Aturan Teknis Pengangkatan Penjabat Kepala Daerah Segera Dibuat
Kemendagri akan membuat aturan teknis pengangkatan penjabat kepala daerah.
REPUBLIKA.CO.ID, JAKARTA -- Kepala Pusat Penerangan Kementerian Dalam Negeri (Kemendagri) Benni Irwan mengatakan, pihaknya sedang mempertimbangkan untuk menerbitkan peraturan teknis mengenai penunjukan penjabat kepala daerah.
Menurut dia, Kemendagri mencermati dan memahami pengangkatan penjabat kepala daerah tak terlepas dari banyaknya kepentingan terhadap Pilkada serentak nasional 2024.
"Sehingga memandang perlu dan mempertimbangkan untuk menerbitkan aturan dan mekanisme yang lebih demokratis dan transparan," ujar Benni kepada Republika, Ahad (5/6/2022).
Desakan kepada pemerintah untuk membuat peraturan pelaksana sudah diwanti-wanti sejak sebelum kepala daerah definitif mengakhiri masa jabatannya pada Maret 2022.
Sebab, terjadi kekosongan jabatan kepala daerah sejak masa jabatannya berakhir pada 2022 dan 2023 sampai terpilihnya kepala daerah definitif melalui Pilkada serentak 2024.
Pengangkatan penjabat untuk mengisi kekosongan jabatan kepala daerah menuju Pilkada 2024 ini dinilai memerlukan aturan baru yang lebih detail untuk memastikan prosesnya berjalan demokratis. Hal ini pun rupanya diperkuat dengan putusan Mahkamah Konstitusi (MK) yang dibacakan pada 20 April lalu.
Dalam pertimbangannya, MK memerintahkan pemerintah untuk menerbitkan peraturan pelaksana khusus mengenai penunjukan penjabat ini. MK memandang, peraturan pelaksana ini perlu agar ada aturan dan mekanisme yang menjaga prinsip demokratis, transparan, dan akuntabel.
Namun, Kemendagri menunjuk penjabat gubernur dan penjabat bupati/wali kota pada Maret 2022 tanpa adanya aturan teknis yang dimaksud. Kemudian timbul persoalan seperti gubernur yang sempat enggan melantik penjabat bupati pilihan pemerintah pusat serta ditunjuknya anggota TNI aktif menjadi penjabat bupati.
Belum dibuatnya aturan teknis serta sejumlah permasalahan membuat beberapa kelompok masyarakat sipil mengadukan mendagri karena dugaan malaadministrasi dalam proses penunjukan penjabat ke Ombudsman Republik Indonesia pada Jumat (3/6/2022).

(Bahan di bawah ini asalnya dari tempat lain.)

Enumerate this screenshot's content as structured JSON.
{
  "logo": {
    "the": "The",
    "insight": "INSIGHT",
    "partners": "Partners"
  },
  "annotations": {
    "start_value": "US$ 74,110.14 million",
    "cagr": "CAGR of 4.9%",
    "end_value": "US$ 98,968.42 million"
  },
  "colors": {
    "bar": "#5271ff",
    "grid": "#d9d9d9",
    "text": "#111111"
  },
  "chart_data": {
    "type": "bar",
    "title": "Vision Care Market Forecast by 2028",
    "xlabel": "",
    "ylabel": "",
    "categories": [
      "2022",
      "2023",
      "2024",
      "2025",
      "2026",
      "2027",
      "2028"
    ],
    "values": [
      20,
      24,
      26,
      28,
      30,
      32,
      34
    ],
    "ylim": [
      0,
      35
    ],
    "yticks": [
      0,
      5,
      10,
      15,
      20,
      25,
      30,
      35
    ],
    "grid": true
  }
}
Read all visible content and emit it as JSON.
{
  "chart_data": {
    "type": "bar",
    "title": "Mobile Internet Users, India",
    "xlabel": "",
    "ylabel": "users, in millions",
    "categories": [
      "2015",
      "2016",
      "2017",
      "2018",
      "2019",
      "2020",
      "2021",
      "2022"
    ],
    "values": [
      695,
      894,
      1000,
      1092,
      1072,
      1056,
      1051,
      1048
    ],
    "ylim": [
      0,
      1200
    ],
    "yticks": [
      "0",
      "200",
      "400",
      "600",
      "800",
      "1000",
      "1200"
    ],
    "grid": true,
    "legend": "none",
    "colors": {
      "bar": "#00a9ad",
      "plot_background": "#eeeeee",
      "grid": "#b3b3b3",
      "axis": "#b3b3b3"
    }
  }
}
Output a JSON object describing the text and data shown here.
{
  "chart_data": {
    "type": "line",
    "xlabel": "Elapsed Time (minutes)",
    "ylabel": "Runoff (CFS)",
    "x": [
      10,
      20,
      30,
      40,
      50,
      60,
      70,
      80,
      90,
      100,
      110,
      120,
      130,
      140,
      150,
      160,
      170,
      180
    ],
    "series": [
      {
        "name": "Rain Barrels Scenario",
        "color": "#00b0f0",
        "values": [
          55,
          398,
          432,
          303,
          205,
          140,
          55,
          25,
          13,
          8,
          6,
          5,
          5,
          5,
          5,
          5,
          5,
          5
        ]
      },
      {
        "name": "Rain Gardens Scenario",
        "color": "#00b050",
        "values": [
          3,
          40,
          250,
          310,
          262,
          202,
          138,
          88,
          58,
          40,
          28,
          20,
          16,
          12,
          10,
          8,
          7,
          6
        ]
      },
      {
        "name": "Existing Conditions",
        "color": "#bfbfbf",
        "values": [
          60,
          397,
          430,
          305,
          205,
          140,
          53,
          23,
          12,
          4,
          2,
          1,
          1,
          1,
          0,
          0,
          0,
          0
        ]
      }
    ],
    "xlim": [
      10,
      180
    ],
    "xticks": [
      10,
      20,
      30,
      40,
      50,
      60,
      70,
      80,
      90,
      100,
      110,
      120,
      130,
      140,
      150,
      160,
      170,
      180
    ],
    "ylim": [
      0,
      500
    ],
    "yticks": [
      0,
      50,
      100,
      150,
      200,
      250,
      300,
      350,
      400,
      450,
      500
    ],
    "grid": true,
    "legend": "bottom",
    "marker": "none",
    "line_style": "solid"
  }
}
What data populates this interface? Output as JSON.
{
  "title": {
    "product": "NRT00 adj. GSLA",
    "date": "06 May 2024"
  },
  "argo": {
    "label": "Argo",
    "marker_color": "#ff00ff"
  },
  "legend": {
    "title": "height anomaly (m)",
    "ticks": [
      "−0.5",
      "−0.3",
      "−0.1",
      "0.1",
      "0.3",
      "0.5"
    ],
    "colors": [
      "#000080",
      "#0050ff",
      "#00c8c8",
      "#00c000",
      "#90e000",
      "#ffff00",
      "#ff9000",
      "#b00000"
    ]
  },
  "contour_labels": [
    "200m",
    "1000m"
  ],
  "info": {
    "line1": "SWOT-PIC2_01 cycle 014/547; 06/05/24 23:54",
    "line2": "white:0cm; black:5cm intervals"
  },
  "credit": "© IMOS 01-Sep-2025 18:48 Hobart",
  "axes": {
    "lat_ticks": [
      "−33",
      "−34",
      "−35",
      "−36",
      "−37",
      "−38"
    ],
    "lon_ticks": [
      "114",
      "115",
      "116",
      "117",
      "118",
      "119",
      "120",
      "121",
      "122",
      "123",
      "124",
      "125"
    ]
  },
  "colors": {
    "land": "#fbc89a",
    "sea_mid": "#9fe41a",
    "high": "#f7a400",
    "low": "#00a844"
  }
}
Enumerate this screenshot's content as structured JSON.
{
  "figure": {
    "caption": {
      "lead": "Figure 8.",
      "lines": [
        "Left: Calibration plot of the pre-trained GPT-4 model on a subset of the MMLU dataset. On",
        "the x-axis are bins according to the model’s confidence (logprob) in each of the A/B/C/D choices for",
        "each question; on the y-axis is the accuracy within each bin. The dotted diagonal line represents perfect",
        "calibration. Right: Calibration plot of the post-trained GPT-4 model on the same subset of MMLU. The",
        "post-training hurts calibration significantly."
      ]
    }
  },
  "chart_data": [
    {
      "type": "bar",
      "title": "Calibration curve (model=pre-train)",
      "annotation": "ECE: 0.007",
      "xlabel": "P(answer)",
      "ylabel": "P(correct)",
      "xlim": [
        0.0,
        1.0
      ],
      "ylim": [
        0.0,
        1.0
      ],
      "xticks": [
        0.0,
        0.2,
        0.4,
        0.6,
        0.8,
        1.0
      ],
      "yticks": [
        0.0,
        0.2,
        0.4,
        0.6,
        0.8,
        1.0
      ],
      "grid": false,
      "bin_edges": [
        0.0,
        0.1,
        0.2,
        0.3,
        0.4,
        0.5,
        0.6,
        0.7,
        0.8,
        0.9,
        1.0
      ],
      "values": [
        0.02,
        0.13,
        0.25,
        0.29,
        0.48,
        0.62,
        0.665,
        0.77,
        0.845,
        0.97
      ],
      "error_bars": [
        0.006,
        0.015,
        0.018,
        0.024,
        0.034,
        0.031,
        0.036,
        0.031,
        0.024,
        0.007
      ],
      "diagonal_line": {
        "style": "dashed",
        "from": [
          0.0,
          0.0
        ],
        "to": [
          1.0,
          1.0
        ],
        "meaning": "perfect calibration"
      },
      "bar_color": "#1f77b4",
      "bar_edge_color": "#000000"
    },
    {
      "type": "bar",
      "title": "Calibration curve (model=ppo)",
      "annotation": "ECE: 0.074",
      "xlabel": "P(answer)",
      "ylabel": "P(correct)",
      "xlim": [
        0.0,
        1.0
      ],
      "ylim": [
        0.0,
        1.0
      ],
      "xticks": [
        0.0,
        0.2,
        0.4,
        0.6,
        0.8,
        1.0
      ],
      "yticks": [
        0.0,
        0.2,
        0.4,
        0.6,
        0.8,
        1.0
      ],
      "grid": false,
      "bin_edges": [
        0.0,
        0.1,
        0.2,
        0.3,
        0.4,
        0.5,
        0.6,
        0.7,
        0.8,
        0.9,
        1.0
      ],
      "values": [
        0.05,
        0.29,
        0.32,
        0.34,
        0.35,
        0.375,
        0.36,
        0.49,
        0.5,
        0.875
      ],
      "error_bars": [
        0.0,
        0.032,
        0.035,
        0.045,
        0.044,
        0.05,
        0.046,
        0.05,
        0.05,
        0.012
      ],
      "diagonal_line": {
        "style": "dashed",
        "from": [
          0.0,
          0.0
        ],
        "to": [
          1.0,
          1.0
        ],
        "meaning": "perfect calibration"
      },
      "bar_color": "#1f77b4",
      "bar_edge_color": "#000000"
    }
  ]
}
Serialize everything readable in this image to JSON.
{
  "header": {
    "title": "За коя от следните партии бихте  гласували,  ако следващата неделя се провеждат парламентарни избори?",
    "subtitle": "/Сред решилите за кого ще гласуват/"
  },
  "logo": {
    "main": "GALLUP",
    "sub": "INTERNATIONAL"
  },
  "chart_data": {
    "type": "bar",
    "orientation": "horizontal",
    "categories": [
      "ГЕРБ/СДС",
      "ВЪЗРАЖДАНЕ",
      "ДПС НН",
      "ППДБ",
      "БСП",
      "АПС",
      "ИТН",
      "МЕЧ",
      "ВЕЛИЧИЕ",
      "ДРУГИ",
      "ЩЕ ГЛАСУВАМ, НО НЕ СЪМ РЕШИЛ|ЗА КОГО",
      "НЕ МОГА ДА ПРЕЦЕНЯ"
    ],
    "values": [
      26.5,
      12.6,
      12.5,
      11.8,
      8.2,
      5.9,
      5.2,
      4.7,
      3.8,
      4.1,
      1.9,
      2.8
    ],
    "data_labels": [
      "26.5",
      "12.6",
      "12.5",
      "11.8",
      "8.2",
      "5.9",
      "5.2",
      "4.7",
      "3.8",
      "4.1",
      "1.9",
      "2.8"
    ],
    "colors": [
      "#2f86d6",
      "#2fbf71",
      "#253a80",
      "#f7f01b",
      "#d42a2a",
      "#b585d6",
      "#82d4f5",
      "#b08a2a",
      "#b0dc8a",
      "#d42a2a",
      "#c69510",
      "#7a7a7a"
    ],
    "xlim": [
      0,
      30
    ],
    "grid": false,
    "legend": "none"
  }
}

Kelompok masyarakat tersebut antara lain Komisi untuk Orang Hilang dan Korban Tindak Kekerasan (Kontras), Indonesia Corruption Watch (ICW), serta Perkumpulan untuk Pemilu dan Demokrasi (Perludem).
Terkait hal ini, Kemendagri akan mengikuti proses tindak lanjut laporan oleh Ombudsman. "Sehubungan dengan itu, Kemendagri siap untuk memberikan penjelasan jika nanti Ombudsman memerlukannya," kata Benni.
Namun, Benni menegaskan, meski tanpa peraturan teknis, proses penunjukan penjabat sudah sesuai dengan peraturan yang ada. Dia menyebutkan beberapa regulasi yang menjadi rujukan adalah Undang-Undang (UU) Nomor 23 Tahun 2014 tentang Pemerintahan Daerah, UU Pemilihan Kepala Daerah (Pilkada), UU Nomor 5 Tahun 2014 tentang Aparatur Sipil Negara (ASN).
Selain itu, diperhatikan juga UU Nomor 2 Tahun 2002 tentang Kepolisian Republik Indonesia, UU Nomor 34 Tahun 2004 tentang TNI, serta beberapa peraturan turunannya, seperti peraturan pemerintah, peraturan presiden, pertimbangan putusan MK tentang penunjukan penjabat kepala daerah.
Dia mengeklaim, penjaringan calon lima penjabat gubernur sebelumnya sudah dilakukan dengan membuka dan meminta usulan dari kementerian dan lembaga.
Demikian pula Kemendagri meminta usulan kepada gubernur untuk penjaringan calon penjabat bupati dan wali kota. Usulan yang diterima Kemendagri selanjutnya dibahas dalam sidang Tim Penilai Akhir (TPA) sebelum ditetapkan.
"Jadi penetapan penjabat kepala daerah ini bukan keputusan tunggal Presiden atau Menteri Dalam Negeri. Namun berdasarkan hasil pembahasan bersama pada sidang yang dihadiri oleh Mensesneg, Menseskab, Menpan dan RB, Mendagri, Kapolri, Kepala BIN dan Kepala BKN," kata Benni.